The course emphasizes the economic theories of microeconomics, which deal with economic variables affecting individuals, firms and markets, and the economic theories of macroeconomics, which deal with economic variables affecting countries, governments and societies. These economic theories are not to be studied in a vacuum—rather, they are to be applied to real-world issues. Prominent among these issues are fluctuations in economic activity, international trade, economic development and environmental sustainability.

The ethical dimensions involved in the application of economic theories and policies permeate throughout the economics course as students are required to consider and reflect on human end-goals and values.

The economics course encourages students to develop international perspectives, fosters a concern for global issues, and raises students’ awareness of their own responsibilities at a local, national and international level. The course also seeks to develop values and attitudes that will enable students to achieve a degree of personal commitment in trying to resolve these issues, appreciating our shared responsibility as citizens of an increasingly interdependent world.

At both standard level and higher level, candidates are required to study four topics: microeconomics, macroeconomics, international economics and development economics with some sub-topics within these reserved solely for higher level. These sections are assessed by two examinations at standard level and three examinations at higher level.

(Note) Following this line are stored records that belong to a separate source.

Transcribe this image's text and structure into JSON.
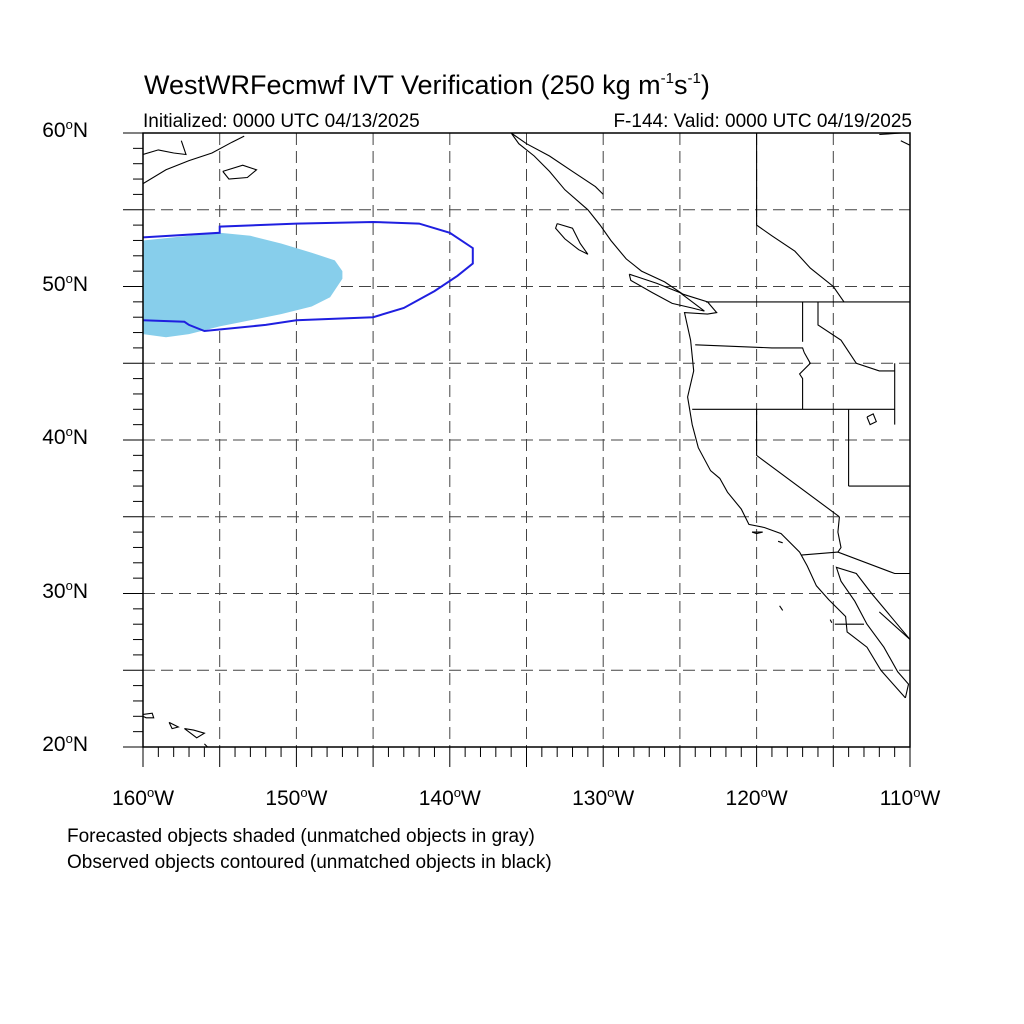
{
  "title": {
    "main": "WestWRFecmwf IVT Verification (250 kg m",
    "sup1": "-1",
    "mid": "s",
    "sup2": "-1",
    "end": ")"
  },
  "subtitle": {
    "initialized": "Initialized: 0000 UTC 04/13/2025",
    "valid": "F-144: Valid: 0000 UTC 04/19/2025"
  },
  "map": {
    "lon_range": [
      -160,
      -110
    ],
    "lat_range": [
      20,
      60
    ],
    "gridlines": "dashed",
    "lat_labels": [
      {
        "value": 60,
        "text": "60",
        "hemi": "N"
      },
      {
        "value": 50,
        "text": "50",
        "hemi": "N"
      },
      {
        "value": 40,
        "text": "40",
        "hemi": "N"
      },
      {
        "value": 30,
        "text": "30",
        "hemi": "N"
      },
      {
        "value": 20,
        "text": "20",
        "hemi": "N"
      }
    ],
    "lon_labels": [
      {
        "value": -160,
        "text": "160",
        "hemi": "W"
      },
      {
        "value": -150,
        "text": "150",
        "hemi": "W"
      },
      {
        "value": -140,
        "text": "140",
        "hemi": "W"
      },
      {
        "value": -130,
        "text": "130",
        "hemi": "W"
      },
      {
        "value": -120,
        "text": "120",
        "hemi": "W"
      },
      {
        "value": -110,
        "text": "110",
        "hemi": "W"
      }
    ],
    "forecast_object": {
      "label": "forecasted object (matched)",
      "fill_color": "#87ceeb",
      "outline": [
        [
          -160,
          53
        ],
        [
          -157,
          53.3
        ],
        [
          -155,
          53.5
        ],
        [
          -153,
          53.3
        ],
        [
          -151,
          52.8
        ],
        [
          -149,
          52.2
        ],
        [
          -147.5,
          51.7
        ],
        [
          -147,
          51
        ],
        [
          -147,
          50.5
        ],
        [
          -147.8,
          49.3
        ],
        [
          -149,
          48.7
        ],
        [
          -151,
          48.2
        ],
        [
          -153,
          47.8
        ],
        [
          -155,
          47.4
        ],
        [
          -157,
          46.9
        ],
        [
          -158.5,
          46.7
        ],
        [
          -160,
          46.9
        ]
      ]
    },
    "observed_object": {
      "label": "observed object (matched)",
      "line_color": "#1f1fe0",
      "outline": [
        [
          -160,
          53.2
        ],
        [
          -155,
          53.5
        ],
        [
          -155,
          53.9
        ],
        [
          -150,
          54.1
        ],
        [
          -145,
          54.2
        ],
        [
          -142,
          54.1
        ],
        [
          -140,
          53.5
        ],
        [
          -138.5,
          52.5
        ],
        [
          -138.5,
          51.5
        ],
        [
          -139.5,
          50.7
        ],
        [
          -141,
          49.7
        ],
        [
          -143,
          48.6
        ],
        [
          -145,
          48
        ],
        [
          -150,
          47.8
        ],
        [
          -152,
          47.5
        ],
        [
          -156,
          47.1
        ],
        [
          -157,
          47.5
        ],
        [
          -157.3,
          47.7
        ],
        [
          -160,
          47.8
        ]
      ]
    }
  },
  "notes": {
    "line1": "Forecasted objects shaded (unmatched objects in gray)",
    "line2": "Observed objects contoured (unmatched objects in black)"
  }
}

In addition to the examinations, candidates must submit an internal assessment. Both standard level and higher level economics students must produce a portfolio of three commentaries based on articles from published news media.

This course is a two year course. During the junior year, students learn basic economic principles from microeconomics and macroeconomics with minimal introduction to international economics. Students take a mandated End of Course Test at the end of the year that covers the basic economics found in any econ class. 

The first semester of the senior year is a more in-depth study of international economics as well as the more advanced microeconomic concepts contained in Theory of the Firm. Students will also learn the Higher Level (HL) equations and begin to work with them. Additionally, students work independently on their Internal Assessments (IAs). Second semester is almost exclusively an independent study endeavor. Students have two major projects that they will work on in addition to their final IAs. They will also be responsible to use their knowledge from micro, macro, and international economics to teach themselves the concepts contained within the unit called "developing economies." 

The senior year culminates with the IB exams in May.